Wednesday, August 18, 2010

The Kitchen Garden Novice: On Picking

I have a confession to make. I am a closet fan of the History Channel's American Pickers. I can veg out and watch that show mindlessly for an hour. (Actually, if you throw in a Mexican take-out dinner, I'll watch for several. Follow it with an episode of Pawn Stars, and I can be in front of the tube for days.) 

For those of you who haven't enjoyed this guilty pleasure, American Pickers is a docu-reality show that follows two antique dealers, Mike and Frank, as they scour the rural landscape in search of resellable...well...junk.  Let's just call it what it is. Most of their acquisitions lay untouched, unnoticed for decades in someone's yard, basement, or barn, just waiting to be uncovered and possibly, possibly restored.  Some of their finds they resell "as is." The value of those items is enhanced by the patina of their age and decay. Patina--that's a euphemism for "rust," isn't it?

I cannot tell you why I have become a Pickers junkie. We've already established the fact that I get a kick out of recycling old vintage clothing--(see my previous post on Skirting the Issue.) Perhaps I identify with Mike and Frank's sense of adventure in the hunt. But that's about where my empathy ends. Once they uncover a stash of "treasure" it's a bit like viewing scavengers rip apart a carcass. As they zero in on what they really want, let the games begin. Mike and Frank are masters at haggling over trash.

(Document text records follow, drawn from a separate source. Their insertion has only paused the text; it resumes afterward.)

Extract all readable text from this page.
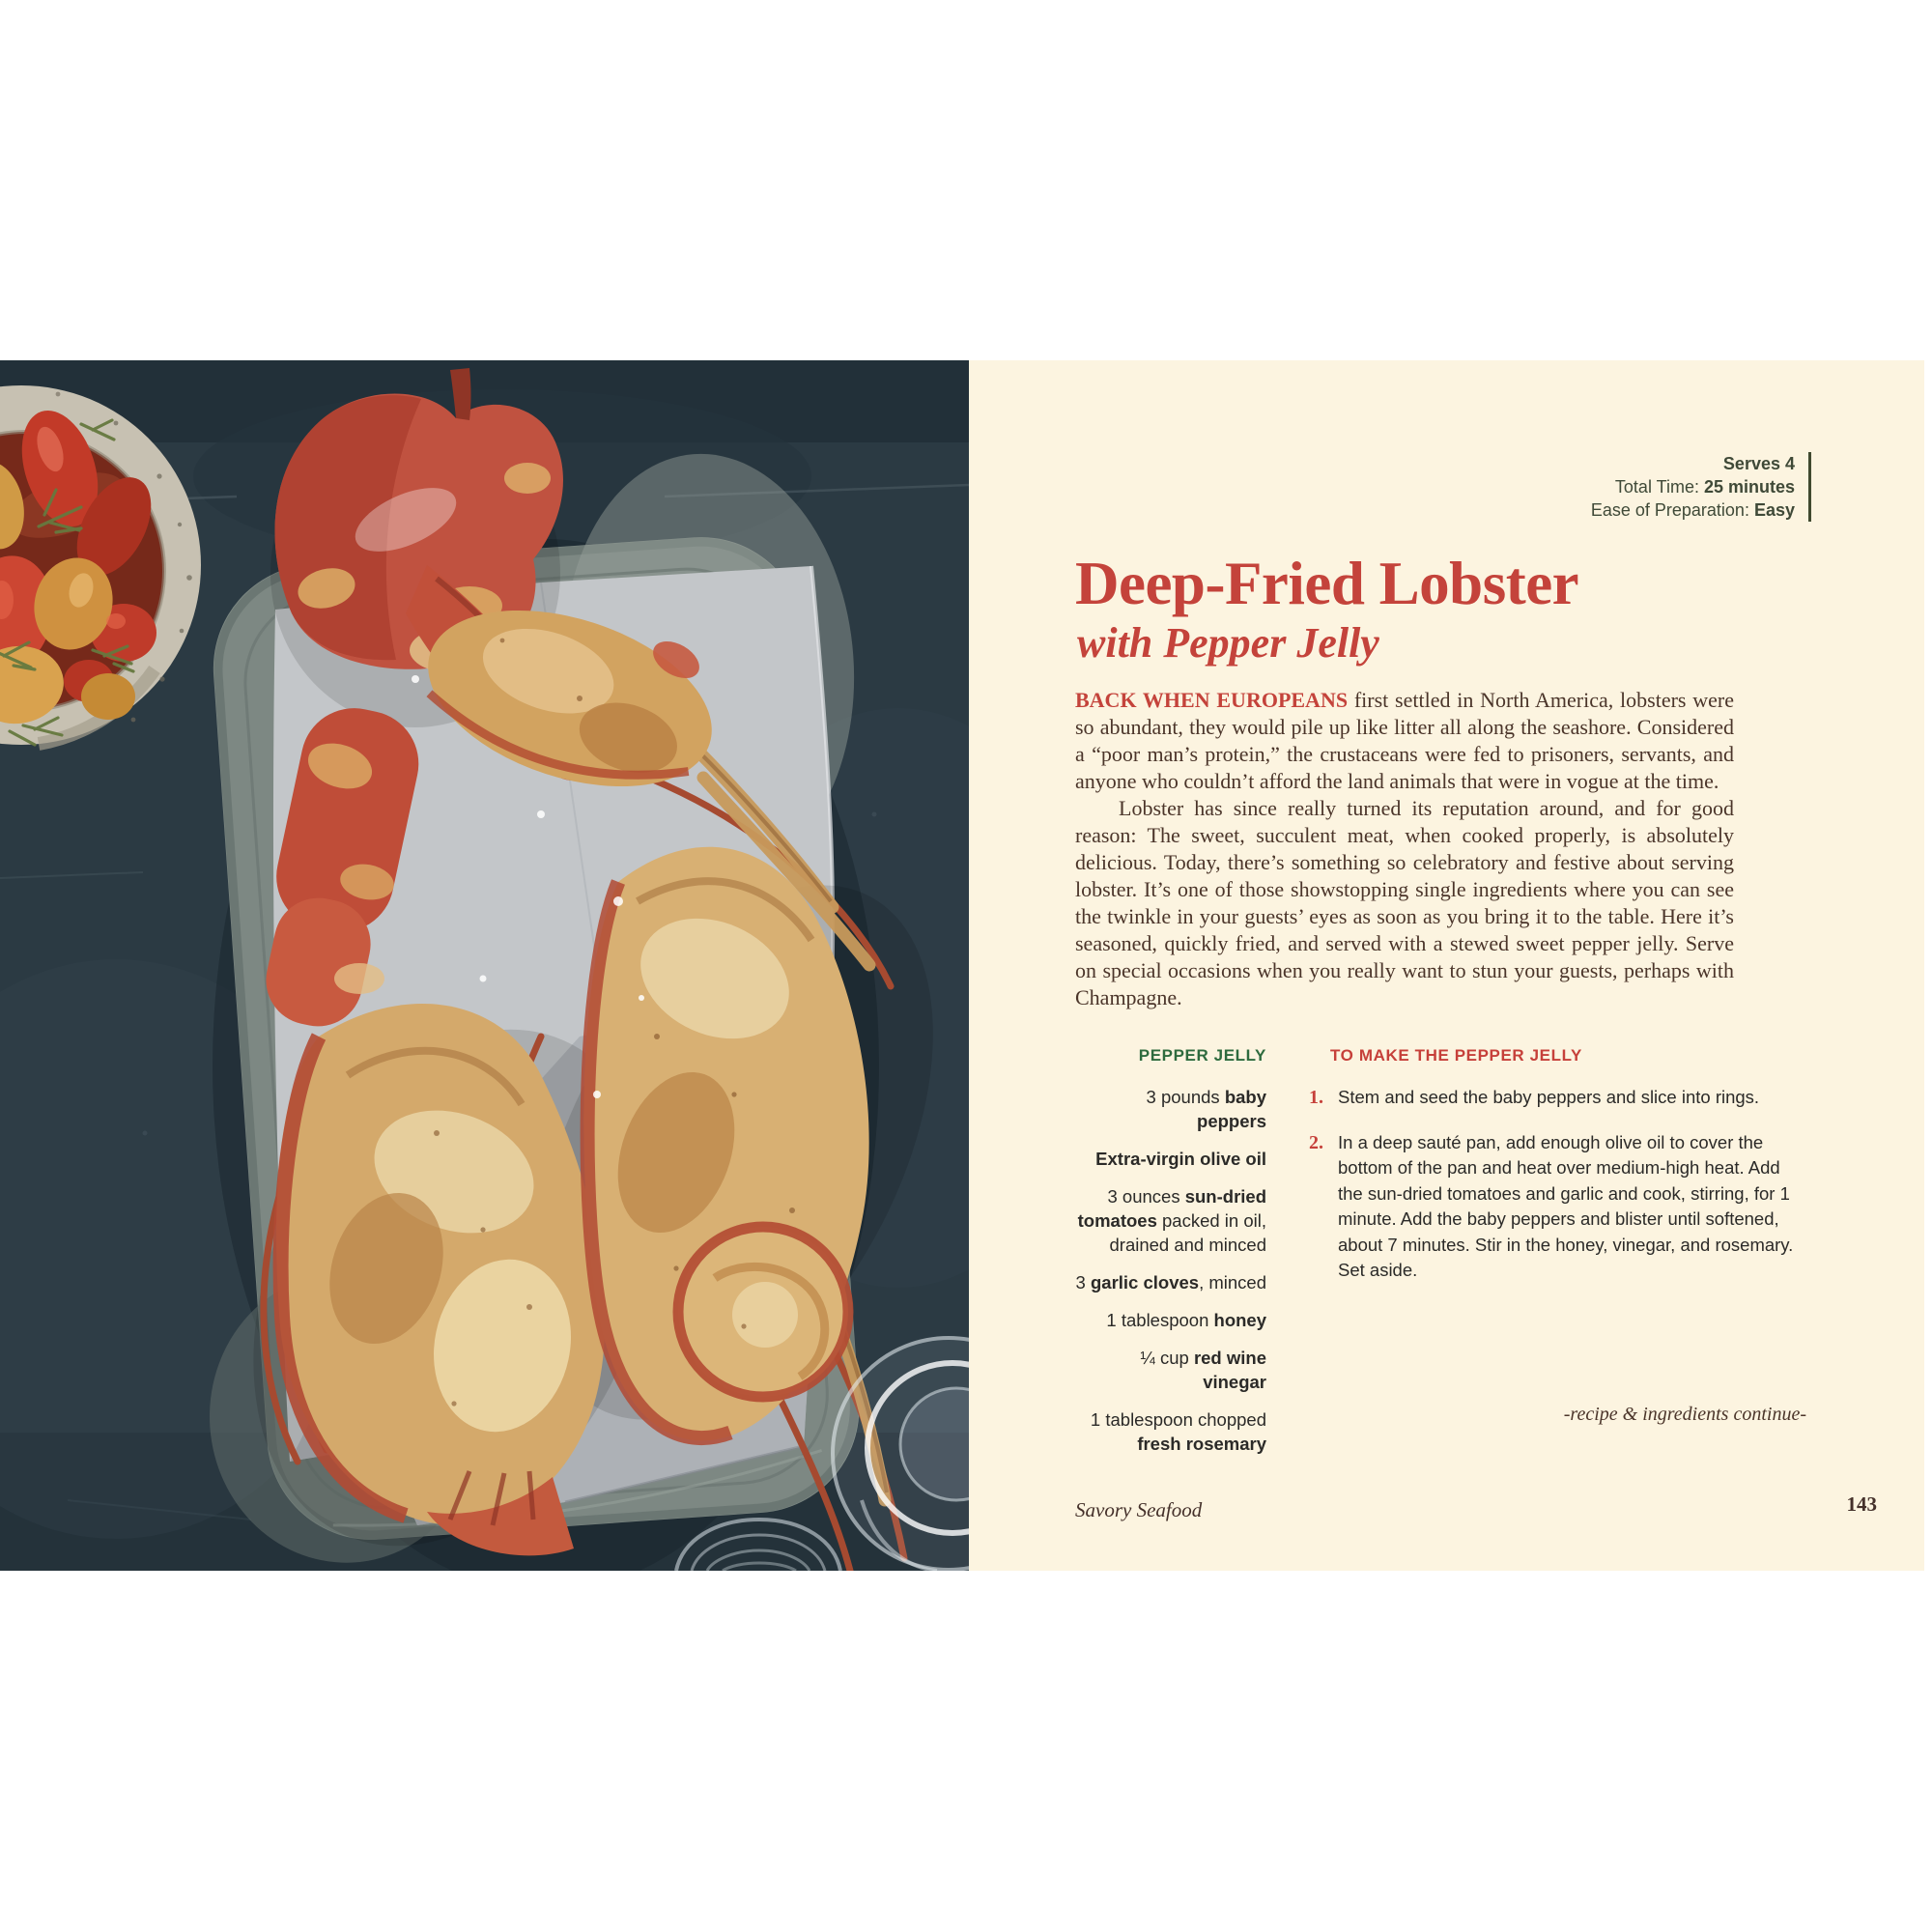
Serves 4
Total Time: 25 minutes
Ease of Preparation: Easy
Deep-Fried Lobster
with Pepper Jelly

BACK WHEN EUROPEANS first settled in North America, lobsters were so abundant, they would pile up like litter all along the seashore. Considered a “poor man’s protein,” the crustaceans were fed to prisoners, servants, and anyone who couldn’t afford the land animals that were in vogue at the time.

Lobster has since really turned its reputation around, and for good reason: The sweet, succulent meat, when cooked properly, is absolutely delicious. Today, there’s something so celebratory and festive about serving lobster. It’s one of those showstopping single ingredients where you can see the twinkle in your guests’ eyes as soon as you bring it to the table. Here it’s seasoned, quickly fried, and served with a stewed sweet pepper jelly. Serve on special occasions when you really want to stun your guests, perhaps with Champagne.

PEPPER JELLY
3 pounds baby peppers
Extra-virgin olive oil
3 ounces sun-dried tomatoes packed in oil, drained and minced
3 garlic cloves, minced
1 tablespoon honey
¼ cup red wine vinegar
1 tablespoon chopped fresh rosemary
TO MAKE THE PEPPER JELLY
1. Stem and seed the baby peppers and slice into rings.
2. In a deep sauté pan, add enough olive oil to cover the bottom of the pan and heat over medium-high heat. Add the sun-dried tomatoes and garlic and cook, stirring, for 1 minute. Add the baby peppers and blister until softened, about 7 minutes. Stir in the honey, vinegar, and rosemary. Set aside.
-recipe & ingredients continue-
Savory Seafood	143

The most recent episode centered around a hot tip they received from their homebase about a man named Hobo Jack. They followed this lead down the railroad tracks and into the woods to a dump site of landfill proportions. In the timber they met one wily picker who had been collecting ''stuff" for decades. They spent hours sifting through piles of junk, superficially covered under tarps and inside dilapidated shacks. I'm not even sure the property belonged to Hobo Jack. Mike and Frank were like two kids on Christmas morning.

Now what struck me about this episode was not that these two pickers were so enthralled by their discovery. What blew me away was Hobo Jack.  He spent decades acquiring stuff and squirreling it away. For what? He wasn't even aware anymore what he had or where it was. He had attended no careful maintenance to any of his cache. But when offered cash for some of his horde, you would have thought he was in possession of museum objets d'art. He immediately recognized the Gollum-like gleam of greed in the two pickers' eyes. And he drove the hard bargain. After much dickering, Jack accepted several thousand dollars for a few of his treasures. And I had to wonder...what will a hobo do with that kind of money?

I'm left to marvel at the irony of it all. One man's trash is indeed another man's treasure. We value that which we want. Those things are only valuable because we assign their worth to them. Centuries from now, if the same items remain and have not gone to dust, will they be of value to everyone or to just a select few--those born to be pickers?